A few snacking categories experienced positive growth in both dollars and unit sales for 2023: yogurt, tortilla chips and “all other salted snacks.” While the rest of the snacking categories struggled with unit sales, those three bucked the trend.

“Yogurt is on a tear,” Lyons Wyatt said. “Yogurt is really filling the opportunities for consumers on their well-being journey.”

Year-to-date, Circana data showed an intermix of indulgence with better-for-you.

“I think that might be one of the things we see in ’24, is consumers going back to wanting that balance,” Lyons Wyatt said. “We talked about it a few years ago, where they (consumers) are going to look for those better-for-you options, but they’re also not going to give up on indulgence.
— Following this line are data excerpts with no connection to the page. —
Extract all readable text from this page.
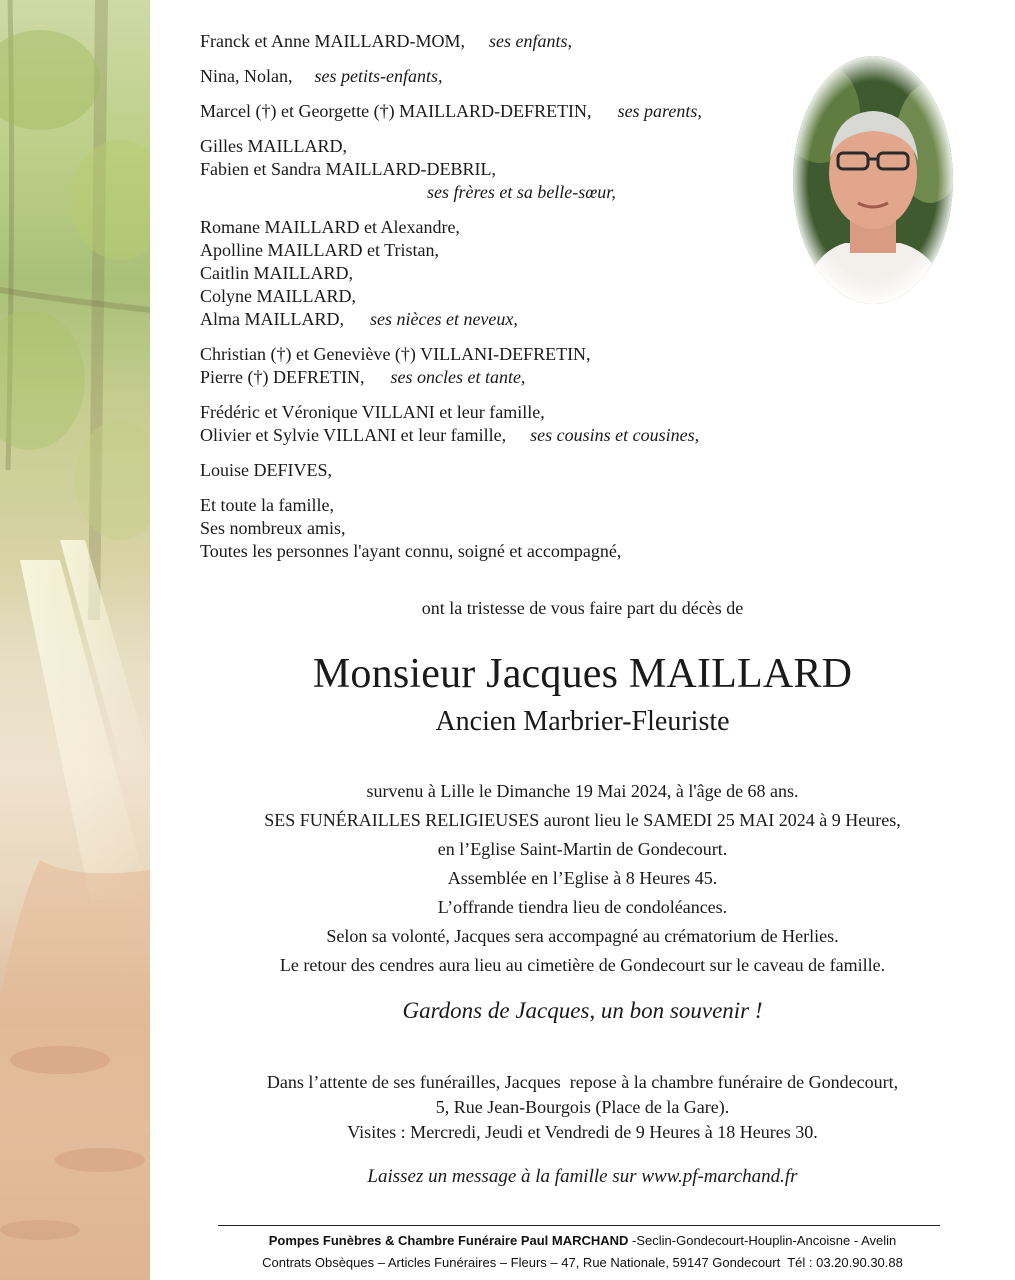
Franck et Anne MAILLARD-MOM, ses enfants,
Nina, Nolan, ses petits-enfants,
Marcel (†) et Georgette (†) MAILLARD-DEFRETIN, ses parents,
Gilles MAILLARD,
Fabien et Sandra MAILLARD-DEBRIL,
ses frères et sa belle-sœur,
Romane MAILLARD et Alexandre,
Apolline MAILLARD et Tristan,
Caitlin MAILLARD,
Colyne MAILLARD,
Alma MAILLARD, ses nièces et neveux,
Christian (†) et Geneviève (†) VILLANI-DEFRETIN,
Pierre (†) DEFRETIN, ses oncles et tante,
Frédéric et Véronique VILLANI et leur famille,
Olivier et Sylvie VILLANI et leur famille, ses cousins et cousines,
Louise DEFIVES,
Et toute la famille,
Ses nombreux amis,
Toutes les personnes l'ayant connu, soigné et accompagné,
ont la tristesse de vous faire part du décès de
Monsieur Jacques MAILLARD
Ancien Marbrier-Fleuriste
survenu à Lille le Dimanche 19 Mai 2024, à l'âge de 68 ans.
SES FUNÉRAILLES RELIGIEUSES auront lieu le SAMEDI 25 MAI 2024 à 9 Heures,
en l’Eglise Saint-Martin de Gondecourt.
Assemblée en l’Eglise à 8 Heures 45.
L’offrande tiendra lieu de condoléances.
Selon sa volonté, Jacques sera accompagné au crématorium de Herlies.
Le retour des cendres aura lieu au cimetière de Gondecourt sur le caveau de famille.
Gardons de Jacques, un bon souvenir !
Dans l’attente de ses funérailles, Jacques  repose à la chambre funéraire de Gondecourt,
5, Rue Jean-Bourgois (Place de la Gare).
Visites : Mercredi, Jeudi et Vendredi de 9 Heures à 18 Heures 30.
Laissez un message à la famille sur www.pf-marchand.fr
Pompes Funèbres & Chambre Funéraire Paul MARCHAND -Seclin-Gondecourt-Houplin-Ancoisne - Avelin
Contrats Obsèques – Articles Funéraires – Fleurs – 47, Rue Nationale, 59147 Gondecourt  Tél : 03.20.90.30.88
Indulgence will never go away.”

As far as motivations for snacking goes, Circana data found emotion accounts for 55% of consumers’ motivation, including having a snack as part of a routine or because it’s a treat or as a reward.

Lisa Jackson, director of marketing at FlavorSum, echoed that trend in her presentation “Flavor trends in snacking.

“We lived in a really uncontrolled environment for the last few years, and people just want to feel better,” she said. “Food makes people feel better.”

Snack experiences also are increasing in popularity, with 53% of consumers seeking authentic or unique experiences, up 9% from 2019, according to Circana. However, that also means innovation may be difficult, with 49% of consumers reporting that when money is tight, they are more likely to stick to the same products they’ve used in the past.

Despite the macroeconomic trends that have affected snacking, Lyons Wyatt was optimistic about snack innovation this year.

“It’s pretty exciting. We saw a lot of new trends and new products coming into the market, which I’m thrilled about,” she said. “It’s been several years that innovation has been soft, so I think innovation is back.”